Some also think that Agents communicating within a community can self-evolve, eventually leading to Skynet awakening. This is confusing science fiction with reality. In reality, once a large language model is trained, its weights are fixed; it cannot evolve simply by Agents chatting with each other.
Then there's Pencil.dev, which wants AI Agents to do design automatically. But the upper limit of design depends on the AI's aesthetics, and aesthetics are extremely subjective, unlike code which has clear right and wrong. It's difficult to clearly describe design intent in natural language. The result is that the demo videos look dazzling, but the actual results are mediocre.
4. Pay More Attention to Things That Don't Change
The AI field changes rapidly, but many underlying core technologies are actually stable. For example, prompt engineering, context engineering, and also the Agent Skills I've always recommended.
These types of technologies share a common characteristic: once you learn them well, you don't have to worry about them becoming obsolete in the short term; they are usable.

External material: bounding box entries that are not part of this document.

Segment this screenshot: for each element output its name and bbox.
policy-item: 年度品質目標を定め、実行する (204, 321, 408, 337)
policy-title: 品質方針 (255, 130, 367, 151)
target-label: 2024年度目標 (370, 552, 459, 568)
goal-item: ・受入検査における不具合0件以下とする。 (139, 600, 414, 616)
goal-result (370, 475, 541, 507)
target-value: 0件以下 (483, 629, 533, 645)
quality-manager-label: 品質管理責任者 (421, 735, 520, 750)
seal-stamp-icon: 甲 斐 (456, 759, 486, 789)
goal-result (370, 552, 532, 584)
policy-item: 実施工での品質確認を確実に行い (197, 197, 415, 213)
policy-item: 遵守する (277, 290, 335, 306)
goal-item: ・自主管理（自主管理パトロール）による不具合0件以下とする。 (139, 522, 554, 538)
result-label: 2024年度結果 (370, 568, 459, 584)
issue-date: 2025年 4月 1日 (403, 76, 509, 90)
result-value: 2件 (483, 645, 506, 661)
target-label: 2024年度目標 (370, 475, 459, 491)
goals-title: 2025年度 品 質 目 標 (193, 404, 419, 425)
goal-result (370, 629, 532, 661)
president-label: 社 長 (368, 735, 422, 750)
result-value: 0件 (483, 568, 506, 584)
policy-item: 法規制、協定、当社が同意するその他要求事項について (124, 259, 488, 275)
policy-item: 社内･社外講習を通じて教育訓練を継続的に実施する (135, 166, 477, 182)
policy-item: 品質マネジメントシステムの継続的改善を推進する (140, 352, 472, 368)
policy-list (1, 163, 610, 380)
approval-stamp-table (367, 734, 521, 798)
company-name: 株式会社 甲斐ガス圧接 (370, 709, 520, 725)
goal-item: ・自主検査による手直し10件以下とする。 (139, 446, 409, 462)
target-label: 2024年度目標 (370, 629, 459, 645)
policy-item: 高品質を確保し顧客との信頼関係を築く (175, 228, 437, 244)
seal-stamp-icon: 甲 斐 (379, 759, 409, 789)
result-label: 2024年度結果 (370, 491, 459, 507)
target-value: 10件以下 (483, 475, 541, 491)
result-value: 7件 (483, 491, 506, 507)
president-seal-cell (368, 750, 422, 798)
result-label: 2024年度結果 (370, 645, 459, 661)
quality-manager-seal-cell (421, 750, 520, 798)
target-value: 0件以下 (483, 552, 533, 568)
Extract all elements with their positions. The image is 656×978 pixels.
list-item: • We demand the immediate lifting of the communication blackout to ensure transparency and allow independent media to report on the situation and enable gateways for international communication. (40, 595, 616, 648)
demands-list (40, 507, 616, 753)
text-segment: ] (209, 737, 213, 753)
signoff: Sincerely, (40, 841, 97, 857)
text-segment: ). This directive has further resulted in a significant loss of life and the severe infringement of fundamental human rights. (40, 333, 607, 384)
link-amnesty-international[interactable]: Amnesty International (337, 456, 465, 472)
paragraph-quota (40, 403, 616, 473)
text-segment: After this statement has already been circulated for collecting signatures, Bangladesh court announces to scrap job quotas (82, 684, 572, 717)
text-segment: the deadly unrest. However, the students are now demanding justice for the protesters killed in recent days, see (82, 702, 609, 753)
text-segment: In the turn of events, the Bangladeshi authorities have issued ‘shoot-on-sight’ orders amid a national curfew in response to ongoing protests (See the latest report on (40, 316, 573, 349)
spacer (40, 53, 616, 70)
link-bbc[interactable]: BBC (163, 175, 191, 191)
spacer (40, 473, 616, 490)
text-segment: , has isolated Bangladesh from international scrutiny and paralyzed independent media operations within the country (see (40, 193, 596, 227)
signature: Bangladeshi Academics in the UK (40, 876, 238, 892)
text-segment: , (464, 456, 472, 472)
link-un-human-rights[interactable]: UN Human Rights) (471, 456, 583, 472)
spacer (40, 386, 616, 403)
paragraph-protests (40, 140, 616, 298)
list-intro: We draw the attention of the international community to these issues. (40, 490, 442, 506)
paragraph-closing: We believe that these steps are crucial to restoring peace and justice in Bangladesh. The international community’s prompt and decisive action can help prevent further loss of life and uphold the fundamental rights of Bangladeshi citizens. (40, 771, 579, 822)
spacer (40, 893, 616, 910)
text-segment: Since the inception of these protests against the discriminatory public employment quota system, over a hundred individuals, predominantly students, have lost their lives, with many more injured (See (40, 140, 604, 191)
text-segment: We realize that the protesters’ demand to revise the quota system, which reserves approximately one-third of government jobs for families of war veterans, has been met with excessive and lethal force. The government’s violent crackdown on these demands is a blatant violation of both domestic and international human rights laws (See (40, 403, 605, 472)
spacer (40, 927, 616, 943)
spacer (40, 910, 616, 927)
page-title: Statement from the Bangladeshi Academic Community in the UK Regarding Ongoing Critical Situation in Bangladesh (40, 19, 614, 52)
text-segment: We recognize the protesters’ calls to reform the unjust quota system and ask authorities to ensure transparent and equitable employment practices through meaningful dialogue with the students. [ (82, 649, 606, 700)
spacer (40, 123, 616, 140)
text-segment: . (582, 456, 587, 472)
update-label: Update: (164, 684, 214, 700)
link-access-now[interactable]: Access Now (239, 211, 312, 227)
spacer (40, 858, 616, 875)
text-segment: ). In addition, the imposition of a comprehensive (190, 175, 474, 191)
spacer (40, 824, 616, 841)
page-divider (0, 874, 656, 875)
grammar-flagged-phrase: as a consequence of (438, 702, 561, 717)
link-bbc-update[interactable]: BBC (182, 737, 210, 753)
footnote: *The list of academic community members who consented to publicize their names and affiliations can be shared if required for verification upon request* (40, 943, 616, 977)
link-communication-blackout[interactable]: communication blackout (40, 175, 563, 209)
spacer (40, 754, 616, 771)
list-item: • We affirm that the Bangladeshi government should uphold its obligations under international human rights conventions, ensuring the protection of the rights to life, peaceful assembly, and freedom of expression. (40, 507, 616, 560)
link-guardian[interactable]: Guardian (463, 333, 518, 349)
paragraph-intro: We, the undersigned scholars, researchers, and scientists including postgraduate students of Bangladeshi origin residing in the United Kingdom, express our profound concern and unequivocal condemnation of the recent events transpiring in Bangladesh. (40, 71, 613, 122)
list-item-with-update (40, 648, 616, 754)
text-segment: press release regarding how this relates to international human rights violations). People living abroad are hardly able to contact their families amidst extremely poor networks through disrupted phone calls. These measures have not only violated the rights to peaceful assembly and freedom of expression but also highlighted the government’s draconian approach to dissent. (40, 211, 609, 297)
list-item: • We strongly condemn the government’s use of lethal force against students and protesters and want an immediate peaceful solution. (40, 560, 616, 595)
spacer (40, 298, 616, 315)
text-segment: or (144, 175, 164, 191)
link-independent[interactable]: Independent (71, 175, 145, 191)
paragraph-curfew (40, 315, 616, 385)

No matter how the models iterate, they remain applicable. Moreover, it is precisely by mastering these underlying technologies that you can achieve what was mentioned earlier—"seeing the essence beyond the phenomenon"—and can judge whether a new tool has real value.
Returning to the netizen's complaint at the beginning, the root of anxiety is not that there are too many tools, but not knowing how to choose. When you have your own judgment framework, your mindset when seeing a new tool will change from "Here comes another one, am I falling behind again?" to "Let me see what's new about this."

Tools are meant to be used, not chased. Finding what suits you and getting things done is more important than anything else.